38 patients' charts were reviewed during a 10-month (July 2012-April 2013) period, and the average length of stay was 12 days (range: 2-35). A total of 418 notes were compared. The overall average of copied data was 85% daily. In the subjective portion, 85-97% of the data was copied on a daily basis and 71-92% of the data was copied within the objective portion of the notes. There were 15 medical complications necessitating intervention. Of these medical complications, the note the day after the complication reflected the event in 10 out of 15, or 70%, of the complications. Thus 5, or 30%, of the patients did not have notes reflecting the complication ( < 0.05). There were 7 complications related to the injuries: 4 cases of compartment syndrome, 1 case of foot drop, representing a change in neurologic status, an amputation, and a wound infection treated with antibiotics. Four of the 7 complications (57%) were not reflected in the notes the following day after the complication ( < 0.05). There were 54 planned returns to the operating room for procedures, yet 30 of the 54 (56%) notes regarding planned surgical procedures notes did not accurately report the plan for surgery ( < 0.05). There were 4 patients with unplanned trips to the operating room and 3 of the notes (75%) did not reflect this ( < 0.05). Twelve patients (32%) did not have notes accurately reflecting discharge plans and/or destination ( < 0.05).

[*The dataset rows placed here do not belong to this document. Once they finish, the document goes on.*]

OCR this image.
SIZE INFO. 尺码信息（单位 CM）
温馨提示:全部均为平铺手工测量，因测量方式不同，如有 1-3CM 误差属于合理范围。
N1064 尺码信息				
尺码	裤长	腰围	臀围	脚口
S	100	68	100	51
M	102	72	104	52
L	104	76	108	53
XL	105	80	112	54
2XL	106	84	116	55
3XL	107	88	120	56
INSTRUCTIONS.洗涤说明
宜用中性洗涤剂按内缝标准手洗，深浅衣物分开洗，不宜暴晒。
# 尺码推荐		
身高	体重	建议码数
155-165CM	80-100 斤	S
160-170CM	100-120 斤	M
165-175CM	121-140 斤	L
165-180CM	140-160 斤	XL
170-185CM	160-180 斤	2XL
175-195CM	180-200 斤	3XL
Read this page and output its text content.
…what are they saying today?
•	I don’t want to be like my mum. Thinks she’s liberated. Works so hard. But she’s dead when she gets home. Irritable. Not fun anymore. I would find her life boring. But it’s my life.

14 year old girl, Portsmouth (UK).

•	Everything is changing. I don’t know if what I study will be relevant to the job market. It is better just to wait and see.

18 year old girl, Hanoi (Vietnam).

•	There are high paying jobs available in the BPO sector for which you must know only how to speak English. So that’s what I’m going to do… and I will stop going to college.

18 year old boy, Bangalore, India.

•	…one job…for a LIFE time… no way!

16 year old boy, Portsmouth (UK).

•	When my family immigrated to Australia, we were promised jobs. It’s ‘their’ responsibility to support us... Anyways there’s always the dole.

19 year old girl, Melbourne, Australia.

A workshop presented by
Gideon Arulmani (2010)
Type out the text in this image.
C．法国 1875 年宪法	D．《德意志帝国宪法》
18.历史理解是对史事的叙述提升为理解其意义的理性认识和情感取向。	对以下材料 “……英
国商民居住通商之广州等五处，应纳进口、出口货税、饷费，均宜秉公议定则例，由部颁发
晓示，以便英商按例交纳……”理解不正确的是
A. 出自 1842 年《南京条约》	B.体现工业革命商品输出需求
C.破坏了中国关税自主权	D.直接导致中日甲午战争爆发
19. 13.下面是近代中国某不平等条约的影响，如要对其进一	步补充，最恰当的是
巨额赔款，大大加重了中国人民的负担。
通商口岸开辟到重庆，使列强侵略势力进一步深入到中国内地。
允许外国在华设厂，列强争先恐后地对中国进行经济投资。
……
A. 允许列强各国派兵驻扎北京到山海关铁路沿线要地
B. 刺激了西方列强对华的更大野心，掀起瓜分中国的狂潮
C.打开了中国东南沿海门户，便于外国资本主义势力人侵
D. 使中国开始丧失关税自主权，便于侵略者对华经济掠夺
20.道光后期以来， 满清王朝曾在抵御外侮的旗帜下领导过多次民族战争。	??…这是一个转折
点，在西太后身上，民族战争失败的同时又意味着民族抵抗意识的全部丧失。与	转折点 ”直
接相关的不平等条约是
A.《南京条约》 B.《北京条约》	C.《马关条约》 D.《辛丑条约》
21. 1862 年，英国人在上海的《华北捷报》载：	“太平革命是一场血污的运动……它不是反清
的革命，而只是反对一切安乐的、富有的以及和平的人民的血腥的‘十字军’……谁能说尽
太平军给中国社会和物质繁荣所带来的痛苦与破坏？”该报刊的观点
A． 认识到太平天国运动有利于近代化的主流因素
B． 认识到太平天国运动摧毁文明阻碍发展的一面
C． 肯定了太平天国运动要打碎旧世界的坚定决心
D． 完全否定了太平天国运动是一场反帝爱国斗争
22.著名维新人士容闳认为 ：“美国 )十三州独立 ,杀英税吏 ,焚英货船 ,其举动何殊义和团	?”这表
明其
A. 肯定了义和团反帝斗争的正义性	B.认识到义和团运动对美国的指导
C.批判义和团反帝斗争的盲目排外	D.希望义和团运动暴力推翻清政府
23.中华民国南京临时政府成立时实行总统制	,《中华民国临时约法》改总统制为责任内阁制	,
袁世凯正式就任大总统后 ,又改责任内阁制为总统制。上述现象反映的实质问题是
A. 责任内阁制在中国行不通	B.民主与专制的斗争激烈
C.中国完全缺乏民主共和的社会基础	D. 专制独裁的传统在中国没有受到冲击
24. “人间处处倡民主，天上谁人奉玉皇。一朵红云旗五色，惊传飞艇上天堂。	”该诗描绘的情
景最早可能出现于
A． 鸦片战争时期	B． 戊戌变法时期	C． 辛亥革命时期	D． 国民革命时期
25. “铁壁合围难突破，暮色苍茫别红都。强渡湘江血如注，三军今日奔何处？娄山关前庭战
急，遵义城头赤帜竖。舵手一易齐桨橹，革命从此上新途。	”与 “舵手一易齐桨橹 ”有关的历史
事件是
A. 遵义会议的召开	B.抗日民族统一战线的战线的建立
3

DISCUSSION/CONCLUSION: Our results demonstrated widespread use of copy and paste function. We encourage evaluation of the charts by comparing notes to check and a plan to minimize this practice. There needs to be consistent note writing guidelines and appropriate templates used. This will decrease the inaccuracies in the chart and provide a clear picture of the patient, their injuries, and current status.

摘要

引言

电子病历(EMR)在医疗机构中已成为标准配置。虽然不用担心病历记录的可读性和查阅病历的便利性,但日常病历的复制粘贴操作却很容易。这可能无法准确反映患者的状况。我们的目的是评估在并发症高危受伤患者的日常病历中复制粘贴功能的使用情况。

方法

本研究获得机构审查委员会(IRB)批准进行回顾性研究。纳入标准包括在美国威斯康星州维罗纳市Epic Systems Corporation系统实施后,在我们的一级创伤中心接受治疗的18岁及以上患者。纳入那些接受双髁胫骨平台骨折手术治疗,或I型或II型开放性胫骨干骨折手术治疗的患者。对每日病程记录与前一天的记录进行人工对比。通过评估记录的主观、客观和计划部分进行对比,将有变化的部分编码为1,保持不变的部分编码为0。

结果

在2012年7月至2013年4月这10个月期间,共审查了38例患者的病历,平均住院时间为12天(范围:2 - 35天)。总共对比了418份病程记录。每日复制数据的总体平均比例为85%。在主观部分,每日复制的数据比例为85% - 97%,在病程记录的客观部分,复制的数据比例为71% - 92%。有15例医疗并发症需要干预。在这些医疗并发症中,并发症发生后次日的病程记录在15例中有10例(即70%)反映了该事件。因此,有5例(即30%)患者的病程记录未反映并发症情况(P < 0.05)。有7例并发症与损伤相关:4例骨筋膜室综合征,1例足下垂(代表神经状态改变),1例截肢,以及1例伤口感染并接受抗生素治疗。7例并发症中有4例(57%)在并发症发生次日的病程记录中未得到反映(P < 0.05)。有54例计划返回手术室进行手术,但在54例关于计划手术的病程记录中,有30例(56%)未准确报告手术计划(P < 0.05)。有4例患者非计划前往手术室,其中3例(75%)病程记录未反映这一情况(P < 0.05)。12例患者(32%)的病程记录未准确反映出院计划和/或目的地(P < 0.05)。

讨论/结论:我们的结果表明复制粘贴功能被广泛使用。我们鼓励通过对比病程记录来评估病历,并制定计划以尽量减少这种做法。需要有一致的病历书写指南并使用合适的模板。这将减少病历中的不准确之处,并清晰呈现患者及其损伤情况和当前状态。